Until today, "crony capitalism" was known mainly as the billy club that Republican presidential candidate Michelle Bachmann deployed to beat up front-runner Rick Perry for getting too cozy with Merck, which employed Perry's former chief of staff (and had given Perry $22,000 in campaign contributions--not the $5,000 Perry claimed) when Perry decided to require teenage girls in Texas to be vaccinated against HPV with Gardisil, a Merck drug. "Well, it's very clear that crony capitalism could likely have been the cause," Bachmann said Sept. 13 on NBC's "Today" show. Make-believe presidential candidate Sarah Palin backed Bachmann up that same day on Fox News: "Fighting the crony capitalism is a tough thing to do within in your own party." Actually Palin had already been beating Perry up with the same phrase. Palin, Sept. 3 Tea Party rally in Indianola, Iowa: "I want all of our GOP candidates to take the opportunity to kill corporate capitalism" (she meant "crony capitalism") "that is leading to this cronyism" (there's the save) "that is killing our economy."

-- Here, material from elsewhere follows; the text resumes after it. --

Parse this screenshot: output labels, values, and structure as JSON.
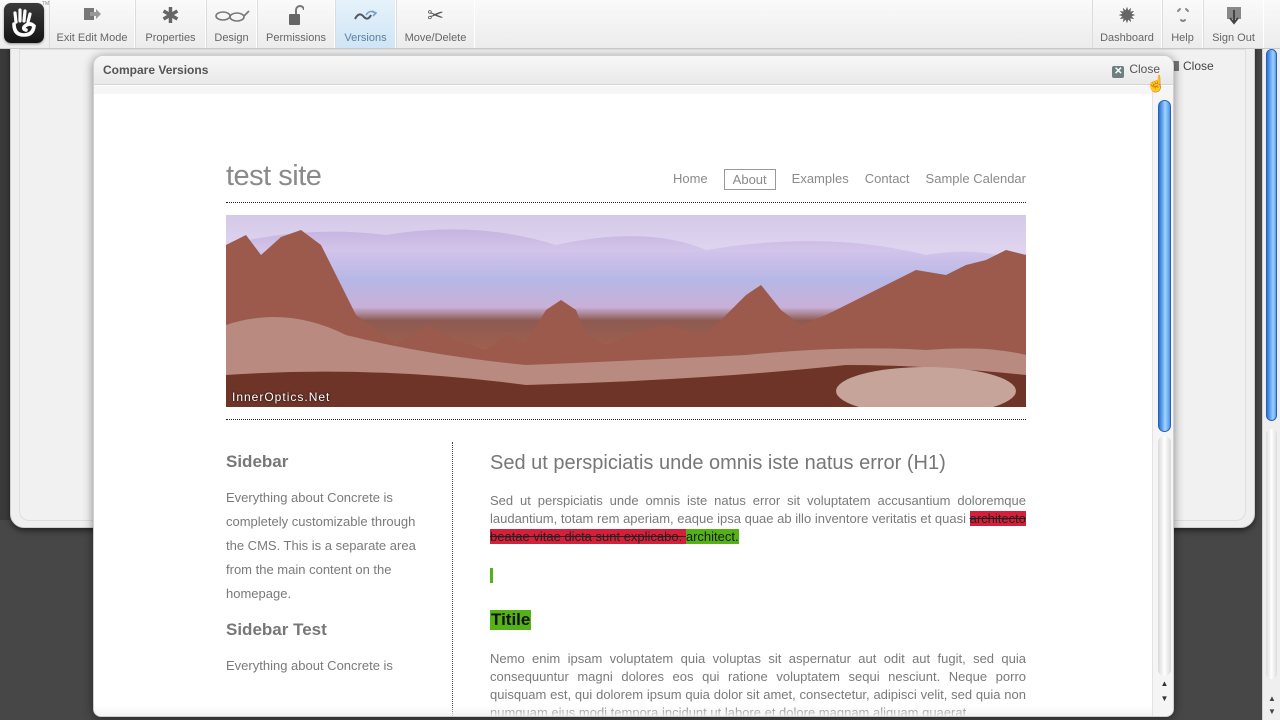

Obviously "crony capitalism" tests well because Boehner and Palin are now using it to attack President Obama. General Electric, Palin complained today, "is now the poster child of corporate welfare and crony capitalism," ostensibly because it "pays virtually no corporate income taxes despite earning worldwide profits of $14.2 billion last year" (has she been lunching with Elizabeth Warren?) but in fact because GE's chairman, Jeffrey Immelt, chairs Obama's Council on Jobs and Competitiveness. Palin said much the same about Solyndra, a renewable-energy company that the Obama administration is now very sorry that it touted.

As best I can make out, John Stossel of Fox News made "crony capitalism" a conservative meme in 2010. "The truth is that we don't have a free market—government regulation and management are pervasive—so it's misleading to say that 'capitalism' caused today's problems," Stossel wrote that year. "The free market is innocent. But it's fair to say that crony capitalism created the economic mess." It's bank bailouts, it's auto bailouts, it's trade protection, it's being nice to unions, etc., etc. The foundational texts appear to be Richard Posner's A Failure of Capitalism: The Crisis of '08 and the Descent Into Depression and especially Timothy Carney's The Big Ripoff: How Big Business and Big Government Steal Your Money, though neither book actually uses the phrase, "crony capitalism."

But of course, "crony capitalism" was a liberal phrase long before it was a conservative phrase. Paul Krugman, for example, used it to cuff President George W. Bush about his pal Ken Lay in 2002. The term came into vogue during the 1980s. It makes much more sense as a liberal phrase because Republicans cozy up to business far more than Democrats do. (That's why Perry is vulnerable to the accusation.) Authentic libertarians can use it in good conscience, but real-world Republican politicians seldom reject business demands to suck on the government teat. That Republicans are using the phrase now suggests that they're starting to worry that public is identifying them too much with the Wall Street barons who created the current financial crisis (and no longer seem to be suffering much because of it). If congressional Republicans really disliked crony capitalism they would back off from their support for Medicare Advantage, the money-losing, government-funded private sector alternative to Medicare, and for-profit colleges, which they want to shield from default limits on student loans. They would also stop trying to interfere with the implementation of the Dodd-Frank financial reform bill.

Research assistance by Thomas Stackpole.